Defensa de la lectura
Hay turbaciones que de pronto paralizan la actividad que habíamos emprendido y colocan el tiempo en posición de aventura. La simple virtud de un músico callejero puede adquirir la misteriosa autoridad para detener nuestra marcha y retrasar la cita hacia la que nos encaminamos con prisa de querencia urbana. Ponemos ahí el oído como abríamos la boca ante la dosis de dulce elixir que la madre extraía de las vasijas para combatir las fiebres de la infancia. Y zarandeados por la humilde voluntad de aquellos arpegios, perseguimos en balde al roedor que de pronto se agita entre las cáscaras y los bailes del óxido de las edades muertas. Otras veces, el olor de las cocinas acaricia las médulas en un secreto poderoso que nos hace destapar los ajuares y las sartenes hasta dar con su origen. Y permanecemos allí, sostenidos en la libre mercancía de ese aire impregnado de un acento umbilical que nos confunde y a la vez deleita en el error de nuestras certidumbres. Existen ocasiones también en que acudimos a la luz equivocada y en cuya celda nos espera y seduce un reino de papel insospechado que levanta la lengua de sus malos vicios y aburridas recurrencias.
Así por ejemplo hace algunas ferias del libro se me vino a las manos el poeta Georg Trakl, rastreando entre un montón de bestsellers y manuales de autoayuda: “La casa silenciosa y las consejas que suenan del bosque, / medida y ley, y las sendas lunares de los marginados”. Y aquellos versos inclinaron la intuición poética que había conocido hasta el momento hacia las nieves del lenguaje. Otra vez, buscando una genealogía perdida para un compromiso al que me urgía complacer, tropecé con este poema de Manuel Lombardo: “En el centro de la inmóvil / carcajada sin labios, / ha puesto su trono el desastre. / También danzas ahora / sin música ni cuerpo: / Tales son tus saltos de alegría / que te pegas cabezazos / con el culo de los ángeles”. Y fue mi propia genealogía lírica la que se dio de bruces con la blanca escoriación que me habían enseñado hasta entonces los adalides de la literatura local y provincial. Ninguno de esos libros estaba a la vista en el trajín de las recomendaciones.
Sí: somos necesariamente lo que leemos.
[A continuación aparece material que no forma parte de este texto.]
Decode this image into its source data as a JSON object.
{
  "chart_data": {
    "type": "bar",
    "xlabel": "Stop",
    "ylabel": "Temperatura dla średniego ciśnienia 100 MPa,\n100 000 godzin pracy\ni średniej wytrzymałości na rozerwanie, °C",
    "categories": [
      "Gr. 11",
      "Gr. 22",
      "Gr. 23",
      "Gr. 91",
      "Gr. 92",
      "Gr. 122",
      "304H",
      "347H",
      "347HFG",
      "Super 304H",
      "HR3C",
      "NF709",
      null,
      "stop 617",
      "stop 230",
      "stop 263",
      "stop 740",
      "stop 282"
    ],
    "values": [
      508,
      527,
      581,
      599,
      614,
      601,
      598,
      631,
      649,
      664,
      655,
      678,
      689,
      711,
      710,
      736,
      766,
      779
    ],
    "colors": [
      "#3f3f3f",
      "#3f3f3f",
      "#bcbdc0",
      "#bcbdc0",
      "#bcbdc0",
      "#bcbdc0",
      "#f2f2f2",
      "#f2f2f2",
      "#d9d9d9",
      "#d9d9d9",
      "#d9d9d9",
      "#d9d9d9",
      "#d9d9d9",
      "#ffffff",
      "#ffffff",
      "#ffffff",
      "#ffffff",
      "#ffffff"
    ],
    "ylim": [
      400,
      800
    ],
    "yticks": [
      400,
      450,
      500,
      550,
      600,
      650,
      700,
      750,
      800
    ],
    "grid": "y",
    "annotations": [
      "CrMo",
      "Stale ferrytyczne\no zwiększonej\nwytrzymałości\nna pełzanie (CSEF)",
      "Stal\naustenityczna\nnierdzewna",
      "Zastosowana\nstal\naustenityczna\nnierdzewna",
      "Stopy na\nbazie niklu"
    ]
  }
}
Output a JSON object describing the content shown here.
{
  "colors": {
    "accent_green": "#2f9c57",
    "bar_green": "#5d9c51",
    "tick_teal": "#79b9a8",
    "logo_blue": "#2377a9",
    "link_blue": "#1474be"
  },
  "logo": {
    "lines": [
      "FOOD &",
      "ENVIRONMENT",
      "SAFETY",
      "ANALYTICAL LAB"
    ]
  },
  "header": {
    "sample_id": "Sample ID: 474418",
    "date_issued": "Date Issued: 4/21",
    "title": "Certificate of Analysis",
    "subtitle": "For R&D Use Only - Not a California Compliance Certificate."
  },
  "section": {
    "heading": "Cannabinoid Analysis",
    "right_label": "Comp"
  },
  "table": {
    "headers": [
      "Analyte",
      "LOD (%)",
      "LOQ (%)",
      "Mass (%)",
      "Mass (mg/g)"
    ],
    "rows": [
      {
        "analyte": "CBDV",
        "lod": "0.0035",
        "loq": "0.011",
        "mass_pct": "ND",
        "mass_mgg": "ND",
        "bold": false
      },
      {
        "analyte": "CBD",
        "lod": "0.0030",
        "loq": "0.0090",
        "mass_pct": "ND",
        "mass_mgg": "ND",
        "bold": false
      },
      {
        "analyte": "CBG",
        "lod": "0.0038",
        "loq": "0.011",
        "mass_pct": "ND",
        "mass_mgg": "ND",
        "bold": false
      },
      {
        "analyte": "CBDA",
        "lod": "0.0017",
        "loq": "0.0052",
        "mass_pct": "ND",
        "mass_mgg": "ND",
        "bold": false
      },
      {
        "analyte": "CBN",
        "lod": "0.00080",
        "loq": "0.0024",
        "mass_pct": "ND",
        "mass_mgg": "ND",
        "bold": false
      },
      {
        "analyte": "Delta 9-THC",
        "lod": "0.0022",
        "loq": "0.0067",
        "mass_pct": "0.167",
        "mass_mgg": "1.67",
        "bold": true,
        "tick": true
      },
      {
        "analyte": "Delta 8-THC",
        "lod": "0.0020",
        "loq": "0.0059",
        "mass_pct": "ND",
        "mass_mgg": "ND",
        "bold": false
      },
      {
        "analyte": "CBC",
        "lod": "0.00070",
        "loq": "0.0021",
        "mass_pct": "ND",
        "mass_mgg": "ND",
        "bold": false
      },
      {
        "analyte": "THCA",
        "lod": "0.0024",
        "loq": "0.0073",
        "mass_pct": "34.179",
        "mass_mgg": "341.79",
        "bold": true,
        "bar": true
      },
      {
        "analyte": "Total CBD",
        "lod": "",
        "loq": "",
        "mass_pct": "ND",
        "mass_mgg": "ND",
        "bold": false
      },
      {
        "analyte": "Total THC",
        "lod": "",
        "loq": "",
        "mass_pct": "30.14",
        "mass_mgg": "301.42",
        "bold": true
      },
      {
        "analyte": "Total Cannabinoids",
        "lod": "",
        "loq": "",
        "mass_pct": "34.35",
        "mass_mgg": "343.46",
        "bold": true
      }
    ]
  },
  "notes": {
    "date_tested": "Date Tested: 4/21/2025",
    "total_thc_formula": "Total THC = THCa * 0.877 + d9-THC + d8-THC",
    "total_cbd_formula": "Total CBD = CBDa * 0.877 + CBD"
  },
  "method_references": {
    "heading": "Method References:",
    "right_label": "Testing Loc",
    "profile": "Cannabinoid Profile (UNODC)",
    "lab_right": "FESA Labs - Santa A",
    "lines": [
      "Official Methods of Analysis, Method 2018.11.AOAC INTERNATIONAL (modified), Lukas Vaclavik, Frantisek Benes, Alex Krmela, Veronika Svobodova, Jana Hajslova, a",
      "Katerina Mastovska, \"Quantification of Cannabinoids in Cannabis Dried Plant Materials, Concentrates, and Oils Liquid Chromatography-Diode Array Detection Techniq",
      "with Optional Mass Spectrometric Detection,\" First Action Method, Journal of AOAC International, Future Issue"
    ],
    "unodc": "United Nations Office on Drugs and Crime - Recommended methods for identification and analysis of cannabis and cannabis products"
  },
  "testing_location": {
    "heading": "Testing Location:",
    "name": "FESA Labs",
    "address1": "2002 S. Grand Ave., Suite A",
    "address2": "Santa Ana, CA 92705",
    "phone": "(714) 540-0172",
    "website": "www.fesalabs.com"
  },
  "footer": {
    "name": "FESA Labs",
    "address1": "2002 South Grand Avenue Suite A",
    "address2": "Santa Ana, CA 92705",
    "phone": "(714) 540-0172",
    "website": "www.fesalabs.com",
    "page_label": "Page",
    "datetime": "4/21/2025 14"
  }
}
Uno de los graves deterioros que ha consolidado la cultura del individualismo es la falta de lectura. ¿Cómo explicaremos al porvenir que, siendo libres, renunciamos a rastrear en la dictadura de lo vigente? La grandeza del arte no se alimenta con el hambre que empuja la creación de nuestros narcisismos. La escritura es un diálogo con la memoria de quienes fueron adormecidos y sepultados con los lenguajes informativos gobernados por el poder. No hay subversión si no existe desobediencia de las estructuras cognitivas del lenguaje y, por desgracia, ese grito desesperado de Miguel Hernández que con su Hablo a los poetas encarecía a una estética que conmoviera al monstruo que se estaba engendrando en la convulsión civil de entonces, sigue encendido en la otredad del pensamiento que aún vive sepulto en el cajón silvestre de las ferias culturales. La lectura que necesitamos no se acomoda siquiera a la letra de sus legislaciones escolares, porque la conciencia del verdadero lector aprende a escrutar la verdad en el relato de lo real y su consigna es la investigación visionaria, la razón anticipatoria del ser que vendrá si no lo remediamos. La escritura es la gota final en la destilación de ese yo que se conjura en la verdad y la impostura de la vida.
Con toda seguridad, llevaremos el corazón a las preguntas más incómodas de tanta felicidad hipotecada. Pero esos libros que no están a la vista de todos nos esperan aún en los márgenes del tiempo. Saber encontrarlos es el primer mandamiento para resistir los argumentarios de la ignominia. Y el segundo renunciar al participio y moderar los saltos de alegría en medio del desastre.